La guerra entra así en una nueva semana abandonada a sus dos actores principales, Israel y las milicias fundamentalistas chiíes, cuya feroz resistencia a uno de los ejércitos más preparados del mundo las eleva por momentos a la condición de mito en el mundo árabe. Algo que tendrá muy graves consecuencias en el arreglo de la posguerra, al igual que la absoluta impotencia del prooccidental Gobierno de Beirut, surgido del final del largo vasallaje sirio. La prolongación del conflicto, y con él las muertes de inocentes, el aumento del odio y el sufrimiento colectivo televisado en directo, lastra las oportunidades diplomáticas y desencadena fuerzas de difícil control. En la región resurge abiertamente ya un sentimiento antiisraelí a ultranza que puede hacer difícilmente gobernable el armisticio.

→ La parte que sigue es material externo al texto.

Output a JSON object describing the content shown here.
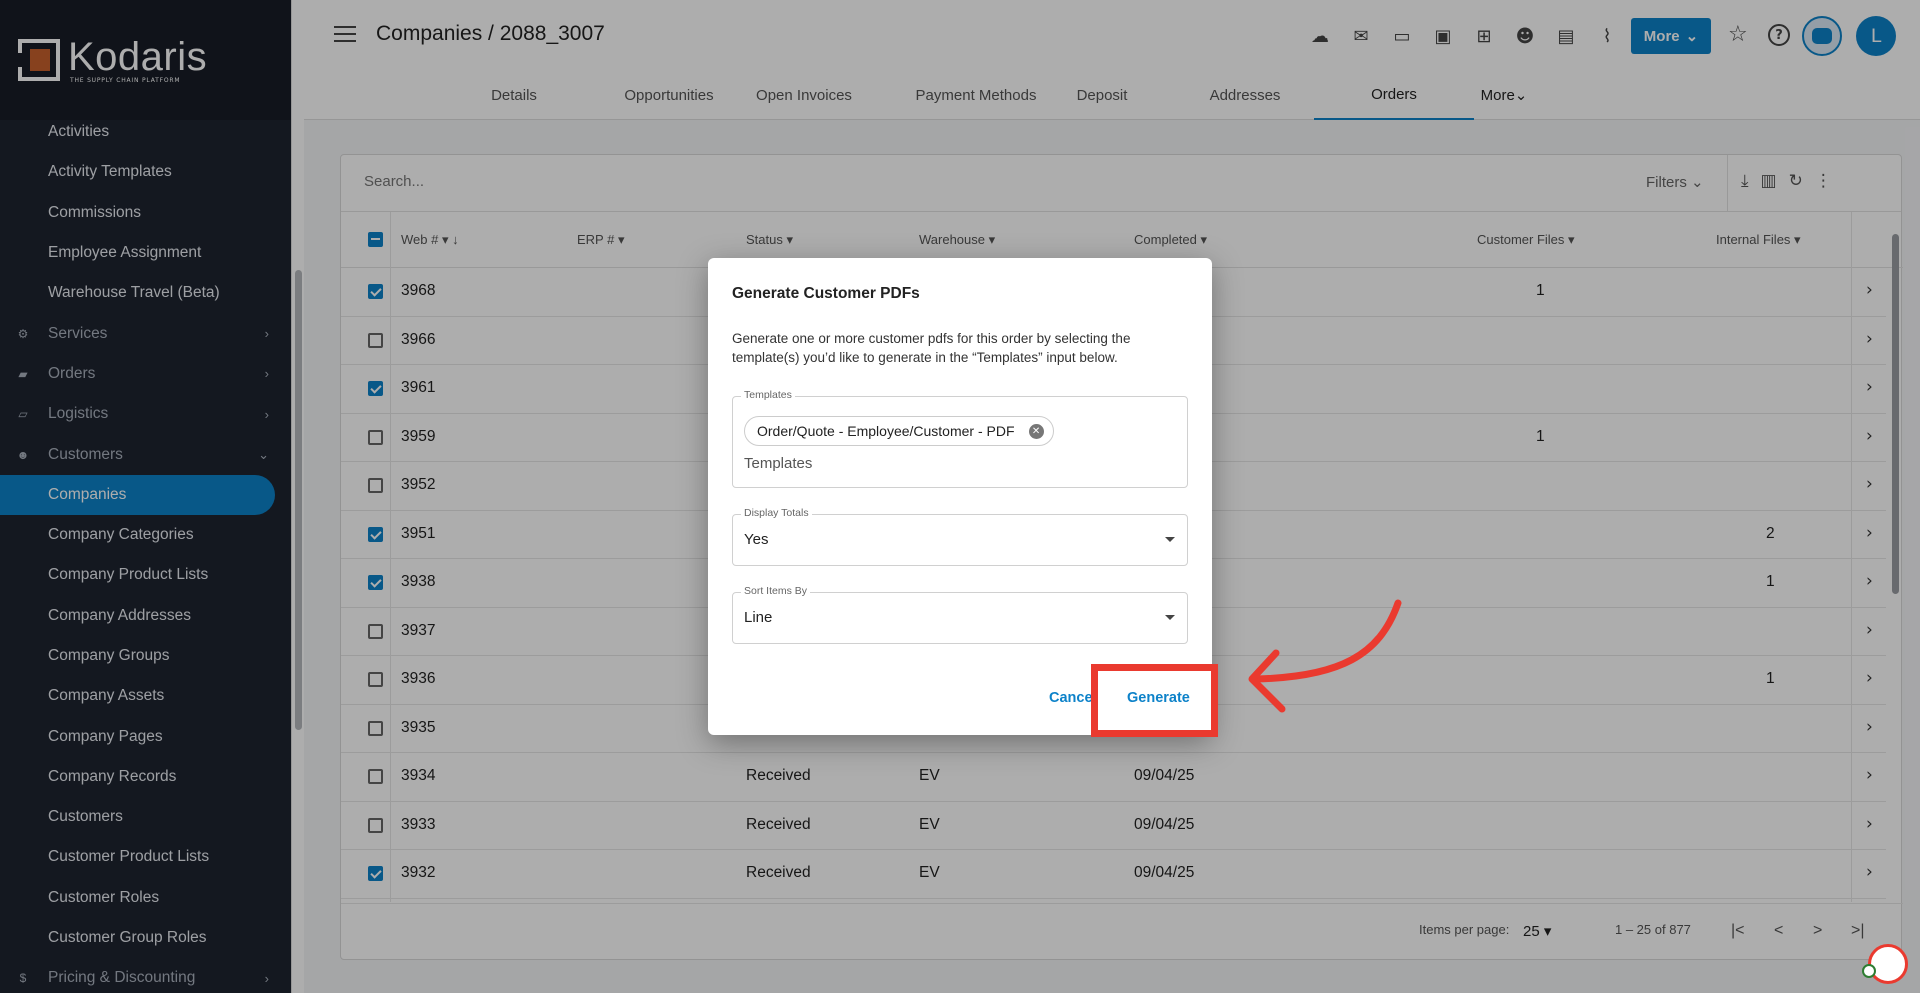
{
  "logo": {
    "name": "Kodaris",
    "tagline": "THE SUPPLY CHAIN PLATFORM"
  },
  "sidebar": {
    "items": [
      {
        "label": "Activities",
        "type": "sub"
      },
      {
        "label": "Activity Templates",
        "type": "sub"
      },
      {
        "label": "Commissions",
        "type": "sub"
      },
      {
        "label": "Employee Assignment",
        "type": "sub"
      },
      {
        "label": "Warehouse Travel (Beta)",
        "type": "sub"
      },
      {
        "label": "Services",
        "type": "section",
        "icon": "gears-icon"
      },
      {
        "label": "Orders",
        "type": "section",
        "icon": "truck-icon"
      },
      {
        "label": "Logistics",
        "type": "section",
        "icon": "forklift-icon"
      },
      {
        "label": "Customers",
        "type": "section",
        "icon": "people-icon"
      },
      {
        "label": "Companies",
        "type": "active"
      },
      {
        "label": "Company Categories",
        "type": "sub"
      },
      {
        "label": "Company Product Lists",
        "type": "sub"
      },
      {
        "label": "Company Addresses",
        "type": "sub"
      },
      {
        "label": "Company Groups",
        "type": "sub"
      },
      {
        "label": "Company Assets",
        "type": "sub"
      },
      {
        "label": "Company Pages",
        "type": "sub"
      },
      {
        "label": "Company Records",
        "type": "sub"
      },
      {
        "label": "Customers",
        "type": "sub"
      },
      {
        "label": "Customer Product Lists",
        "type": "sub"
      },
      {
        "label": "Customer Roles",
        "type": "sub"
      },
      {
        "label": "Customer Group Roles",
        "type": "sub"
      },
      {
        "label": "Pricing & Discounting",
        "type": "section",
        "icon": "dollar-icon"
      }
    ]
  },
  "header": {
    "title": "Companies / 2088_3007",
    "more_label": "More",
    "avatar_initial": "L"
  },
  "tabs": [
    {
      "label": "Details"
    },
    {
      "label": "Opportunities"
    },
    {
      "label": "Open Invoices"
    },
    {
      "label": "Payment Methods"
    },
    {
      "label": "Deposit"
    },
    {
      "label": "Addresses"
    },
    {
      "label": "Orders"
    },
    {
      "label": "More"
    }
  ],
  "table": {
    "search_placeholder": "Search...",
    "filters_label": "Filters",
    "columns": [
      "Web #",
      "ERP #",
      "Status",
      "Warehouse",
      "Completed",
      "Customer Files",
      "Internal Files"
    ],
    "rows": [
      {
        "web": "3968",
        "checked": true,
        "status": "",
        "warehouse": "",
        "completed": "",
        "customer_files": "1",
        "internal_files": ""
      },
      {
        "web": "3966",
        "checked": false,
        "status": "",
        "warehouse": "",
        "completed": "",
        "customer_files": "",
        "internal_files": ""
      },
      {
        "web": "3961",
        "checked": true,
        "status": "",
        "warehouse": "",
        "completed": "",
        "customer_files": "",
        "internal_files": ""
      },
      {
        "web": "3959",
        "checked": false,
        "status": "",
        "warehouse": "",
        "completed": "",
        "customer_files": "1",
        "internal_files": ""
      },
      {
        "web": "3952",
        "checked": false,
        "status": "",
        "warehouse": "",
        "completed": "",
        "customer_files": "",
        "internal_files": ""
      },
      {
        "web": "3951",
        "checked": true,
        "status": "",
        "warehouse": "",
        "completed": "",
        "customer_files": "",
        "internal_files": "2"
      },
      {
        "web": "3938",
        "checked": true,
        "status": "",
        "warehouse": "",
        "completed": "",
        "customer_files": "",
        "internal_files": "1"
      },
      {
        "web": "3937",
        "checked": false,
        "status": "",
        "warehouse": "",
        "completed": "",
        "customer_files": "",
        "internal_files": ""
      },
      {
        "web": "3936",
        "checked": false,
        "status": "",
        "warehouse": "",
        "completed": "",
        "customer_files": "",
        "internal_files": "1"
      },
      {
        "web": "3935",
        "checked": false,
        "status": "",
        "warehouse": "",
        "completed": "",
        "customer_files": "",
        "internal_files": ""
      },
      {
        "web": "3934",
        "checked": false,
        "status": "Received",
        "warehouse": "EV",
        "completed": "09/04/25",
        "customer_files": "",
        "internal_files": ""
      },
      {
        "web": "3933",
        "checked": false,
        "status": "Received",
        "warehouse": "EV",
        "completed": "09/04/25",
        "customer_files": "",
        "internal_files": ""
      },
      {
        "web": "3932",
        "checked": true,
        "status": "Received",
        "warehouse": "EV",
        "completed": "09/04/25",
        "customer_files": "",
        "internal_files": ""
      }
    ],
    "items_per_page_label": "Items per page:",
    "items_per_page": "25",
    "range": "1 – 25 of 877"
  },
  "modal": {
    "title": "Generate Customer PDFs",
    "description": "Generate one or more customer pdfs for this order by selecting the template(s) you’d like to generate in the “Templates” input below.",
    "templates_label": "Templates",
    "template_chip": "Order/Quote - Employee/Customer - PDF",
    "templates_placeholder": "Templates",
    "display_totals_label": "Display Totals",
    "display_totals_value": "Yes",
    "sort_items_label": "Sort Items By",
    "sort_items_value": "Line",
    "cancel_label": "Cancel",
    "generate_label": "Generate"
  },
  "colors": {
    "accent": "#0d82c9",
    "highlight": "#ea3a2f",
    "sidebar": "#1e2430"
  }
}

Líbano reduce definitivamente a cenizas aquel fantasioso megaproyecto de Bush, del que todavía se hablaba hace un año, según el cual en Oriente Próximo acabarían floreciendo las democracias. A Washington, encenagado en Irak en la antesala de una guerra civil que no sabe cómo evitar, su complacencia ilimitada con los excesos de Israel le ha acabado de enajenar casi cualquier predicamento que pudiera tener incluso entre los regímenes árabes más moderados.